Rabies in Dogs: Symptoms, Prevention, and Vaccination

Rabies in dogs, also known as Lyssavirus, is one of the most feared infections around the world. This virus can be very devastating and dangerous, not only for dogs but also for humans. When a dog that is not vaccinated and gets infected with this disease, the consequence is always fatal.

The most common species that can spread rabies to pets and humans are bats, raccoons, skunks, foxes, and coyotes. It must be highlighted that the most common wildlife that can easily gain access indoors and can potentially infect pets and humans are bats.

“Aw little Charlie”. Online Image. EveryStockPhoto. baileyraeweave. Dec 05, 2012

What Is Rabies And How Is It Transmitted?

Rabies is a very dangerous and fatal virus that primarily affects the brain and spinal cord of your dog. This is an infectious disease that affects the central nervous system. This virus is transmitted through the saliva from the bite of an infected animal. The virus can only survive for a short time when exposed to open air.

Despite being preventable, a lot of people still fear rabies in dogs. This is because of the fact that this virus has been reported to be present in every state, except in Hawaii. Every year, millions of animals die worldwide due to rabies, and more than 50,000 people have been infected by this virus.

A rabid dog can transmit the virus to humans and other animals during the final stages of the disease, when the dog’s body is already shedding the virus. Fortunately, most dogs receive vaccine shots for rabies. These vaccine shots can protect them from this deadly and dangerous disease. To protect your dog from this fatal virus, you must ensure that your pet is vaccinated regularly.

Common Symptoms Of A Rabid Dog

There are various symptoms you need to watch out for to determine whether your dog or other unfamiliar canines are infected with rabies. There are three main stages of this virus, and here are the symptoms for each stage:

1. Prodromal Phase

  • Apprehension, uneasiness, anxiety, solitude
  • Behavioral changes: friendly animals may become shy or aggressive, and aggressive animals may become affectionate and submissive
  • Fever, slow eye reflexes, and self mutilation at the bite site
  • Constant licking of the bite site

2. Furious Phase

  • Shock
  • Lethargy, weakness, muscle trembling, spasms
  • Irritability, excessive barking, restlessness, disorientation
  • Nausea, vomiting, and convulsions
  • Slow breathing and decreased spinal reflexes
  • Vicious attacks on inanimate things

3. Paralytic Phase

  • Paralysis of the larynx
  • Lax jaw
  • Inability to swallow, eat, or drink
  • Drooling or foaming at the mouth
  • Breathing muscles are paralyzed
  • Coma and paralysis

Unfortunately, there is no cure for rabies. Infected dogs will die after seven to ten days since the onset of symptoms.

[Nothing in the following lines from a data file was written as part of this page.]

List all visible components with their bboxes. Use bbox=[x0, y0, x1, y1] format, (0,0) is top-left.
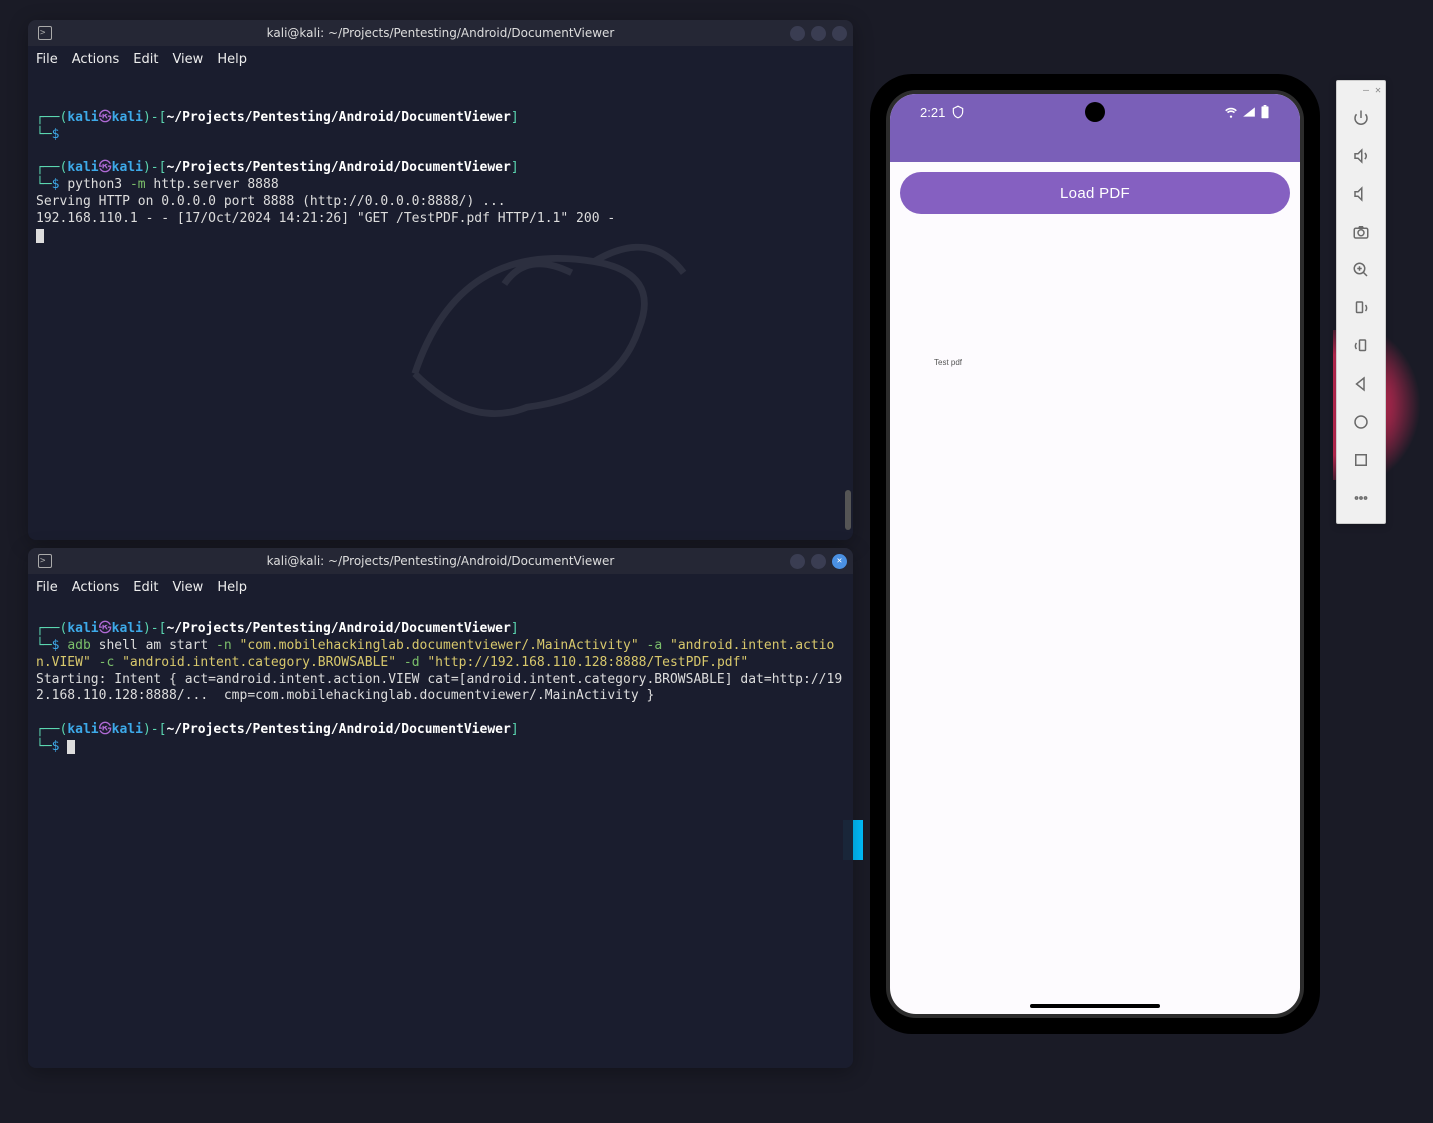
rotate-left-icon[interactable] bbox=[1337, 289, 1385, 327]
scrollbar[interactable] bbox=[845, 490, 851, 530]
back-icon[interactable] bbox=[1337, 365, 1385, 403]
app-bar bbox=[890, 130, 1300, 162]
close-button[interactable] bbox=[832, 26, 847, 41]
menu-edit[interactable]: Edit bbox=[133, 580, 158, 595]
terminal1-menubar: File Actions Edit View Help bbox=[28, 46, 853, 72]
zoom-icon[interactable] bbox=[1337, 251, 1385, 289]
rotate-right-icon[interactable] bbox=[1337, 327, 1385, 365]
terminal2-title: kali@kali: ~/Projects/Pentesting/Android… bbox=[267, 554, 615, 568]
terminal1-body[interactable]: ┌──(kali㉿kali)-[~/Projects/Pentesting/An… bbox=[28, 72, 853, 266]
terminal1-title: kali@kali: ~/Projects/Pentesting/Android… bbox=[267, 26, 615, 40]
menu-file[interactable]: File bbox=[36, 52, 58, 67]
terminal-icon bbox=[38, 554, 52, 568]
menu-actions[interactable]: Actions bbox=[72, 52, 120, 67]
wifi-icon bbox=[1224, 105, 1238, 119]
shield-icon bbox=[951, 105, 965, 119]
menu-file[interactable]: File bbox=[36, 580, 58, 595]
toolbar-close[interactable]: ✕ bbox=[1375, 85, 1381, 96]
camera-icon[interactable] bbox=[1337, 213, 1385, 251]
status-time: 2:21 bbox=[920, 105, 945, 120]
minimize-button[interactable] bbox=[790, 26, 805, 41]
emulator-screen[interactable]: 2:21 Load PDF Test pdf bbox=[890, 94, 1300, 1014]
menu-help[interactable]: Help bbox=[217, 52, 247, 67]
terminal2-menubar: File Actions Edit View Help bbox=[28, 574, 853, 600]
load-pdf-button[interactable]: Load PDF bbox=[900, 172, 1290, 214]
camera-cutout bbox=[1085, 102, 1105, 122]
menu-view[interactable]: View bbox=[172, 52, 203, 67]
signal-icon bbox=[1242, 105, 1256, 119]
nav-gesture-bar[interactable] bbox=[1030, 1004, 1160, 1008]
minimize-button[interactable] bbox=[790, 554, 805, 569]
maximize-button[interactable] bbox=[811, 554, 826, 569]
menu-edit[interactable]: Edit bbox=[133, 52, 158, 67]
menu-view[interactable]: View bbox=[172, 580, 203, 595]
terminal1-titlebar[interactable]: kali@kali: ~/Projects/Pentesting/Android… bbox=[28, 20, 853, 46]
volume-down-icon[interactable] bbox=[1337, 175, 1385, 213]
terminal-window-1: kali@kali: ~/Projects/Pentesting/Android… bbox=[28, 20, 853, 540]
terminal-icon bbox=[38, 26, 52, 40]
overview-icon[interactable] bbox=[1337, 441, 1385, 479]
emulator-toolbar: – ✕ bbox=[1336, 80, 1386, 524]
cursor bbox=[36, 229, 44, 243]
home-icon[interactable] bbox=[1337, 403, 1385, 441]
more-icon[interactable] bbox=[1337, 479, 1385, 517]
android-emulator-frame: 2:21 Load PDF Test pdf bbox=[870, 74, 1320, 1034]
volume-up-icon[interactable] bbox=[1337, 137, 1385, 175]
terminal-window-2: kali@kali: ~/Projects/Pentesting/Android… bbox=[28, 548, 853, 1068]
terminal2-body[interactable]: ┌──(kali㉿kali)-[~/Projects/Pentesting/An… bbox=[28, 600, 853, 777]
terminal2-titlebar[interactable]: kali@kali: ~/Projects/Pentesting/Android… bbox=[28, 548, 853, 574]
power-icon[interactable] bbox=[1337, 99, 1385, 137]
menu-help[interactable]: Help bbox=[217, 580, 247, 595]
pdf-content-label: Test pdf bbox=[934, 358, 962, 367]
maximize-button[interactable] bbox=[811, 26, 826, 41]
close-button[interactable] bbox=[832, 554, 847, 569]
cursor bbox=[67, 740, 75, 754]
toolbar-minimize[interactable]: – bbox=[1363, 85, 1369, 96]
menu-actions[interactable]: Actions bbox=[72, 580, 120, 595]
battery-icon bbox=[1260, 105, 1270, 119]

Can I Prevent My Dog From Getting Rabies Through Vaccinations?

Vaccination is very important in preventing rabies in your dog, and it is also required by law in the country. Your dog can avail the standard killed-virus vaccines. The initial dose of this vaccine is good for the whole year. Subsequent shots are effective for up to three years. Puppies must be vaccinated when they reach 12 weeks of age, with boosts given after a year and every three years.

If an animal suspected of having rabies bites your vaccinated dog, your dog must be revaccinated and must be quarantined for a certain period of time, usually within two to three months. To protect your dog and your family from rabies, you must remember to take your dog to his veterinarian periodically. The veterinarian will know when the vaccine must be given and the proper dosage.